From 1975 - 1981, before joining NCAF’s team soon after its founding, Dr. Power served on the US Senate staff; first, as Legislative Assistant to Senator Edward W. Brooke (R, MA) and, from 1979 – 1981, as Minority Staff Director of the Energy and Nuclear Non-Proliferation Subcommittee of the Senate Governmental Affairs Committee.
She holds a Ph.D. from the Massachusetts Institute of Technology and a B.A. from Radcliffe College in Harvard University.
Frances joined NCAF in 2014, during our legislative push to reauthorize the Community Service Block Grant. As the Research and Data Assistant, her focus is building a comprehensive record of the impact that CAA's have on their communities and translating that record into support on the Hill. She works with members of Community Action Agencies to pull district specific data on the programs run by the agencies in order to educate Congress on the network. Frances also assists with conducting research on the policies that govern Community Action, which is aligned with her professional interest in public policy.
Brett Bauer is the Communications and Legislative Assistant for NCAF. In this role, Brett works on NCAF's communications and fundraising efforts, performs policy research and helps David with legislative affairs.
Brett is originally from Nashville, TN. He graduated cum laude from Washington and Lee University, receiving a degree in Politics (American Government) and Religion. He also earned a minor in Poverty and Human Capability Studies through the Shepherd Poverty Program. It was his work with the Shepherd Program and the Public Defender Service for the District of Columbia that inspired him to pursue a career devoted to poverty alleviation. His previous work in politics includes an internship with Congressman Jim Cooper, the Obama Presidential campaign and the Brett Carter for Congress campaign.
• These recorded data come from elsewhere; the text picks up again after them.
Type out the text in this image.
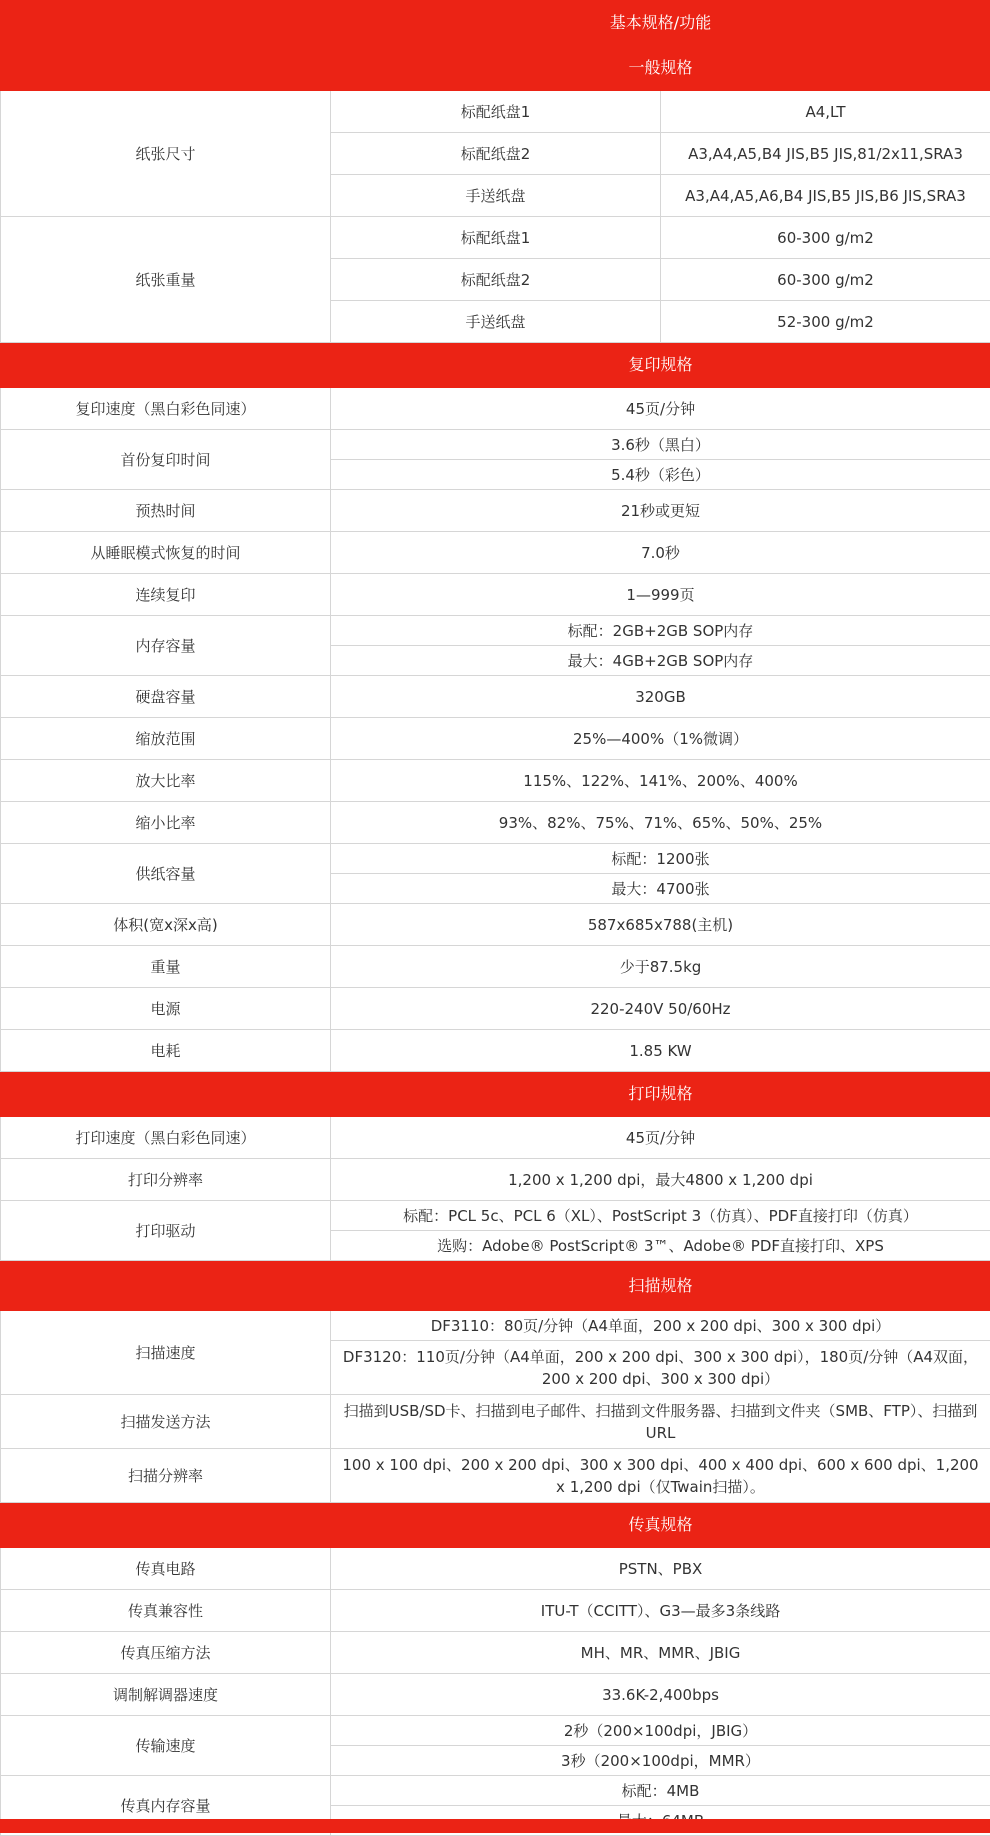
	基本规格/功能	
	一般规格	
纸张尺寸	标配纸盘1	A4,LT
	标配纸盘2	A3,A4,A5,B4 JIS,B5 JIS,81/2x11,SRA3
	手送纸盘	A3,A4,A5,A6,B4 JIS,B5 JIS,B6 JIS,SRA3
纸张重量	标配纸盘1	60-300 g/m2
	标配纸盘2	60-300 g/m2
	手送纸盘	52-300 g/m2
	复印规格	
复印速度（黑白彩色同速）	45页/分钟	
首份复印时间	3.6秒（黑白）	
	5.4秒（彩色）	
预热时间	21秒或更短	
从睡眠模式恢复的时间	7.0秒	
连续复印	1—999页	
内存容量	标配：2GB+2GB SOP内存	
	最大：4GB+2GB SOP内存	
硬盘容量	320GB	
缩放范围	25%—400%（1%微调）	
放大比率	115%、122%、141%、200%、400%	
缩小比率	93%、82%、75%、71%、65%、50%、25%	
供纸容量	标配：1200张	
	最大：4700张	
体积(宽x深x高)	587x685x788(主机)	
重量	少于87.5kg	
电源	220-240V 50/60Hz	
电耗	1.85 KW	
	打印规格	
打印速度（黑白彩色同速）	45页/分钟	
打印分辨率	1,200 x 1,200 dpi，最大4800 x 1,200 dpi	
打印驱动	标配：PCL 5c、PCL 6（XL）、PostScript 3（仿真）、PDF直接打印（仿真）	
	选购：Adobe® PostScript® 3™、Adobe® PDF直接打印、XPS	
	扫描规格	
扫描速度	DF3110：80页/分钟（A4单面，200 x 200 dpi、300 x 300 dpi）	
	DF3120：110页/分钟（A4单面，200 x 200 dpi、300 x 300 dpi），180页/分钟（A4双面，200 x 200 dpi、300 x 300 dpi）	
扫描发送方法	扫描到USB/SD卡、扫描到电子邮件、扫描到文件服务器、扫描到文件夹（SMB、FTP）、扫描到URL	
扫描分辨率	100 x 100 dpi、200 x 200 dpi、300 x 300 dpi、400 x 400 dpi、600 x 600 dpi、1,200 x 1,200 dpi（仅Twain扫描）。	
	传真规格	
传真电路	PSTN、PBX	
传真兼容性	ITU-T（CCITT）、G3—最多3条线路	
传真压缩方法	MH、MR、MMR、JBIG	
调制解调器速度	33.6K-2,400bps	
传输速度	2秒（200×100dpi，JBIG）	
	3秒（200×100dpi，MMR）	
传真内存容量	标配：4MB	
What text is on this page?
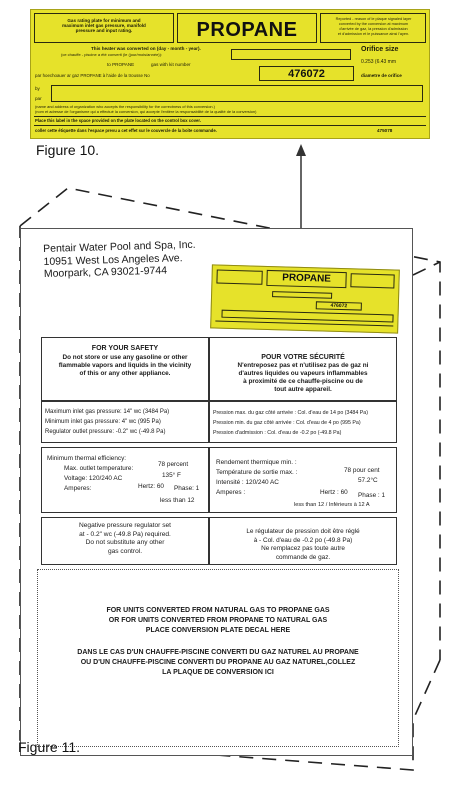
Gas rating plate for minimum and
maximum inlet gas pressure, manifold
pressure and input rating.	PROPANE	Reported - reason of le plaque signaled layer
converted by the conversion at maximum
d'arrivée de gaz, la pression d'admission
et d'admission et le puissance ainsi l'ayen.
This heater was converted on (day - month - year).
(ce chauffe - piscine a été converti (le (jour/mois/année)):
Orifice size
0.253 (6.43 mm
diametre de orifice
to PROPANE	gas with kit number
par hoechoauer ar gaz PROPANE à l'aide de la trousse No	476072
by
par
(name and address of organization who accepts the responsibility for the correctness of this conversion.)
(nom et adresse de l'organisme qui a effectué la conversion, qui accepte l'entière la responsabilité de la qualité de la conversion)
Place this label in the space provided on the plate located on the control box cover.
coller cette étiquette dans l'espace prevu a cet effet sur le couvercle de la boite commande.	475078
Figure 10.
Pentair Water Pool and Spa, Inc.
10951 West Los Angeles Ave.
Moorpark, CA 93021-9744	PROPANE
476072
FOR YOUR SAFETY
Do not store or use any gasoline or other
flammable vapors and liquids in the vicinity
of this or any other appliance.
POUR VOTRE SÉCURITÉ
N'entreposez pas et n'utilisez pas de gaz ni
d'autres liquides ou vapeurs inflammables
à proximité de ce chauffe-piscine ou de
tout autre appareil.
Maximum inlet gas pressure: 14" wc (3484 Pa)
Minimum inlet gas pressure: 4" wc (995 Pa)
Regulator outlet pressure: -0.2" wc (-49.8 Pa)
Pression max. du gaz côté arrivée : Col. d'eau de 14 po (3484 Pa)
Pression min. du gaz côté arrivée : Col. d'eau de 4 po (995 Pa)
Pression d'admission : Col. d'eau de -0.2 po (-49.8 Pa)
Minimum thermal efficiency:
78 percent
Max. outlet temperature:
135° F
Voltage: 120/240 AC
Hertz: 60 Phase: 1
Amperes:
less than 12
Rendement thermique min. :
78 pour cent
Température de sortie max. :
57.2°C
Intensité : 120/240 AC
Hertz : 60 Phase : 1
Amperes :
less than 12 / Inférieurs à 12 A
Negative pressure regulator set
at - 0.2" wc (-49.8 Pa) required.
Do not substitute any other
gas control.
Le régulateur de pression doit être réglé
à - Col. d'eau de -0.2 po (-49.8 Pa)
Ne remplacez pas toute autre
commande de gaz.
FOR UNITS CONVERTED FROM NATURAL GAS TO PROPANE GAS
OR FOR UNITS CONVERTED FROM PROPANE TO NATURAL GAS
PLACE CONVERSION PLATE DECAL HERE
DANS LE CAS D'UN CHAUFFE-PISCINE CONVERTI DU GAZ NATUREL AU PROPANE
OU D'UN CHAUFFE-PISCINE CONVERTI DU PROPANE AU GAZ NATUREL,COLLEZ
LA PLAQUE DE CONVERSION ICI
Figure 11.
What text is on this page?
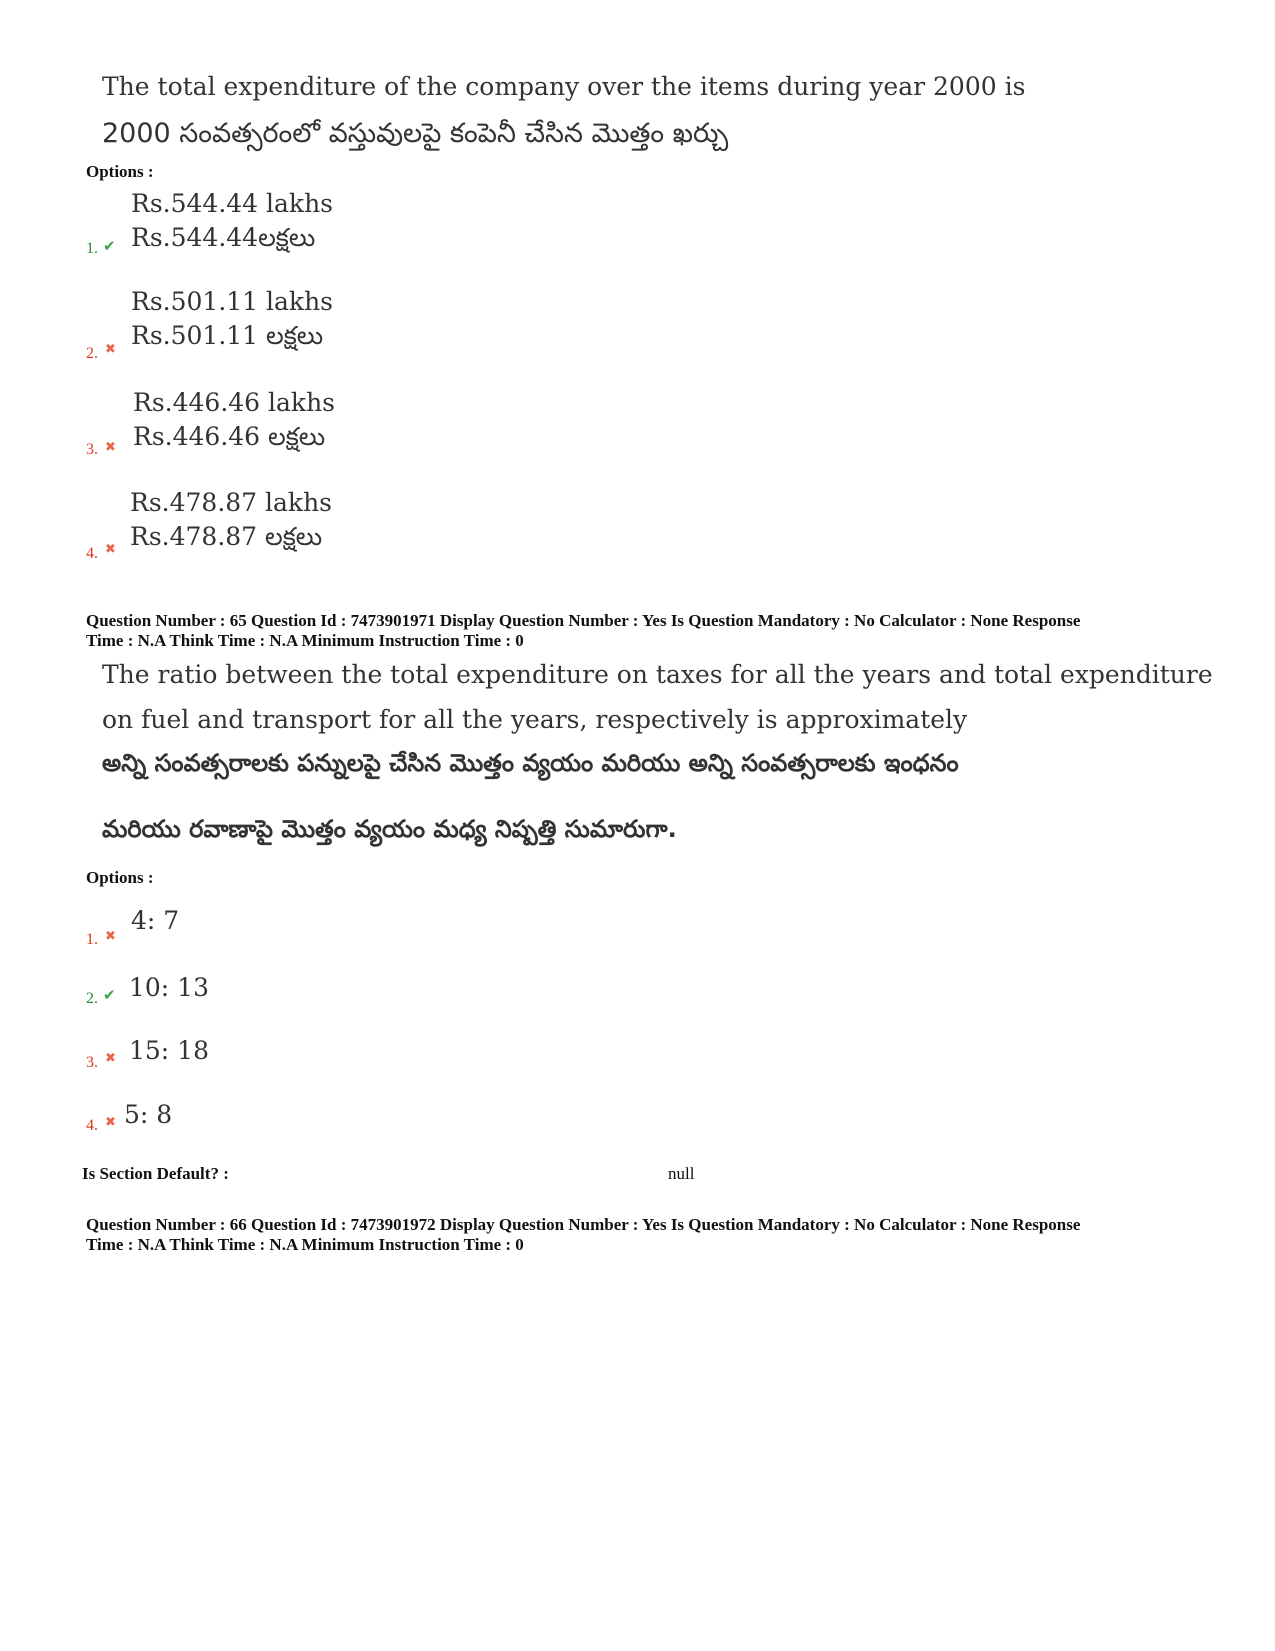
The total expenditure of the company over the items during year 2000 is
2000 సంవత్సరంలో వస్తువులపై కంపెనీ చేసిన మొత్తం ఖర్చు
Options :
Rs.544.44 lakhs
1. ✔ Rs.544.44లక్షలు
Rs.501.11 lakhs
2. ✖ Rs.501.11 లక్షలు
Rs.446.46 lakhs
3. ✖ Rs.446.46 లక్షలు
Rs.478.87 lakhs
4. ✖ Rs.478.87 లక్షలు
Question Number : 65 Question Id : 7473901971 Display Question Number : Yes Is Question Mandatory : No Calculator : None Response
Time : N.A Think Time : N.A Minimum Instruction Time : 0
The ratio between the total expenditure on taxes for all the years and total expenditure
on fuel and transport for all the years, respectively is approximately
అన్ని సంవత్సరాలకు పన్నులపై చేసిన మొత్తం వ్యయం మరియు అన్ని సంవత్సరాలకు ఇంధనం
మరియు రవాణాపై మొత్తం వ్యయం మధ్య నిష్పత్తి సుమారుగా.
Options :
1. ✖
4: 7
2. ✔ 10: 13
3. ✖ 15: 18
4. ✖ 5: 8
Is Section Default? :	null
Question Number : 66 Question Id : 7473901972 Display Question Number : Yes Is Question Mandatory : No Calculator : None Response
Time : N.A Think Time : N.A Minimum Instruction Time : 0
As David Bradley's executive assistant, Carla takes care of all David's scheduling. Whether it is network related or for Capitol Hill, Carla is the one taking care of all the details. Besides this, she also takes care of the more basic Office Management tasks.
Carla moved to the United States from The Netherlands with her husband and two young daughters in December of 2010. She has a bachelor's degree in Office Management from the international Schoevers Institute. They currently reside in Vienna, VA.